Foods for estrogen dominance

In my last post we talked about estrogen dominance being a root cause of many illnesses. But did you know that too much estrogen also leads to increased body fat?

Hate your muffin top? Too many calories may not be the reason! Your belly fat might be the result of hormone imbalance, specifically too much estrogen and too little progesterone. Fat belly carries the risk for cardiovascular disease and diabetes. Estrogen reduces your body ability to metabolise fatty acids, which means your body stores it as fat! And those fatty tissues then produce estrogen. Not good!

So what is the problem with estrogen dominance? Estrogen is present in our food, environment and water. So additionally to what your body produces, you also get it from the food you eat, the air you breath, the cosmetics you use..see how you can simply get too much of it?

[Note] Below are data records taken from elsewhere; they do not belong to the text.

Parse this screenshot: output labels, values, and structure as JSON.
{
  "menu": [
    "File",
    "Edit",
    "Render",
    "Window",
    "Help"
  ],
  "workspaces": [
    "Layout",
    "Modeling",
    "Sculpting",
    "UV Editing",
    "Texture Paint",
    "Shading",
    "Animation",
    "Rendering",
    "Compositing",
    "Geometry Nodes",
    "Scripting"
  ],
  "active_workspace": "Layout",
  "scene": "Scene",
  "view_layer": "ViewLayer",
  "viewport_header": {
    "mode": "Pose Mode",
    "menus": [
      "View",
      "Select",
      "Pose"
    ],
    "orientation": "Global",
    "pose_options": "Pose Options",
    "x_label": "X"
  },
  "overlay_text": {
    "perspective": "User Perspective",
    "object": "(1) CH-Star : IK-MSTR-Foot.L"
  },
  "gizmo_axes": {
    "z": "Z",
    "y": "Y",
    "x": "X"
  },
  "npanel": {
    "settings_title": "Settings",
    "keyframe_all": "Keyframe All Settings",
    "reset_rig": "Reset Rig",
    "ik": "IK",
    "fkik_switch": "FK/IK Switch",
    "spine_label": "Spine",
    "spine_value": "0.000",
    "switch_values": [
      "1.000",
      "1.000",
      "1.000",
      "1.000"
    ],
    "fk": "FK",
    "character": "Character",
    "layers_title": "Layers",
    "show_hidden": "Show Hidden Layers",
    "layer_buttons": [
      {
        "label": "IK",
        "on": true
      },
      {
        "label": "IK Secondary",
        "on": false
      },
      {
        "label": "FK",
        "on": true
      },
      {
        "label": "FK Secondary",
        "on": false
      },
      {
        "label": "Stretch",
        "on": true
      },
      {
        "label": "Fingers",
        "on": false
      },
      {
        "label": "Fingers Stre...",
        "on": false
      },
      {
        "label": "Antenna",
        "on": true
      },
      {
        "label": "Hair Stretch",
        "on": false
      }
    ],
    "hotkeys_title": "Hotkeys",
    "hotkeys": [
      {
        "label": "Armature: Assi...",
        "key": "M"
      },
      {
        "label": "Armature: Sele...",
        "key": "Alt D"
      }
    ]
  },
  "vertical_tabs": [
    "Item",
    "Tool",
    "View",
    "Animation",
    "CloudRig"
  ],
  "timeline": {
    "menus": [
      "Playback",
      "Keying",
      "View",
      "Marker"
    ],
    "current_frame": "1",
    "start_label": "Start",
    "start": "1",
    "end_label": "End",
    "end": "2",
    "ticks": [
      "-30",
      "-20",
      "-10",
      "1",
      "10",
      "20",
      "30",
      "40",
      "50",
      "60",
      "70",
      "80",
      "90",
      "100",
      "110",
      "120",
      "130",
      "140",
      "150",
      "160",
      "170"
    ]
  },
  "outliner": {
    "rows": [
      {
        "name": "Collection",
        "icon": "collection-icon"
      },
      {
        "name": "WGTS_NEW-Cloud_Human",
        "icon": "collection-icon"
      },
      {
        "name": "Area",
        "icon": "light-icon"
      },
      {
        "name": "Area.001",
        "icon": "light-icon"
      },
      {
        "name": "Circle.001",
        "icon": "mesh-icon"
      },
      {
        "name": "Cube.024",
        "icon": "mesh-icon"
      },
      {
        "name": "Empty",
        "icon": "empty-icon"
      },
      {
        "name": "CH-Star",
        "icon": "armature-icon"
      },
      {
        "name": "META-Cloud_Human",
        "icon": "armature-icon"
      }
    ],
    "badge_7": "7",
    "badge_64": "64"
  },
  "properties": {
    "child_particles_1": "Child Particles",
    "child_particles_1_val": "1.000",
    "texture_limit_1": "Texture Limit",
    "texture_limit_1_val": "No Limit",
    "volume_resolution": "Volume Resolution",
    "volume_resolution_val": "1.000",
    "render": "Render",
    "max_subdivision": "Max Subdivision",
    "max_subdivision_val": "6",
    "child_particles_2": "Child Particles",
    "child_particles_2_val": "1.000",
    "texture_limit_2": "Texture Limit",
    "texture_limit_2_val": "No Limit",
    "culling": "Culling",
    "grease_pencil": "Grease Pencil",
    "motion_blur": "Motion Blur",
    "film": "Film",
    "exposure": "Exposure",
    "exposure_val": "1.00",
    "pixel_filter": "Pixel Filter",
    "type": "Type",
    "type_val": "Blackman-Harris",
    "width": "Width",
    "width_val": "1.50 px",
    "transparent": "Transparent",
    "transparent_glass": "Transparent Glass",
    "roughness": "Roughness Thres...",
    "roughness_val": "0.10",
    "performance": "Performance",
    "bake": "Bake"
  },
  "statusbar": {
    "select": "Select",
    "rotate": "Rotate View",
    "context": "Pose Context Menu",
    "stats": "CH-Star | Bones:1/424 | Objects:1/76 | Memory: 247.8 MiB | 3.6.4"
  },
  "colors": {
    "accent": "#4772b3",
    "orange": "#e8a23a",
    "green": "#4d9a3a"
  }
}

How can you re-balance your hormones and reduce estrogen? Certain foods can help shift excess estrogen out of your body:

  • Grapefruits, lemons, limes – one serving daily
  • Broccoli, kale, sprouts, cauliflower, asparagus, spinach, celery, cabbage, beetroot – 2-3 serving daily
  • Foods including insoluble fibre such as brown rice, seeds, barley, couscous, whole grain cereal, cucumber, courgette, tomatoes, carrots, celery. Insoluble fibre binds itself to extra estrogen and carries it out of your body
  • Plant estrogens such as flaxseed, sesame seeds, pumpkin seeds – 2-3 table spoons daily
  • Protein with every meal – go for plant based protein most of the time, eat animal protein sparingly as commercially grown animals are likely to be fed growth hormone and given antibiotics which are passed onto humans and disrupt hormones

Foods to avoid:

  • processed foods and refined foods containing white flour, rice and sugar. Say bye bye to cakes, pastries, chocolates, if you really have to, have it occasionally.
  • alcohol, you need your liver to break down estrogen
  • caffeine as it is linked with higher estrogen levels, if you are a coffee lover try to stick to one a day only
  • saturated fats present in processed meats (sausages, bacon, burgers), crisps, pastries, fast foods

Additionally address stress which has been linked with reduced progesterone production, which leads to estrogen dominance.

….So before you cut even more calories to try to lose that stubborn tummy fat get a simple test by your GP, which will tell you if your hormones are out of balance.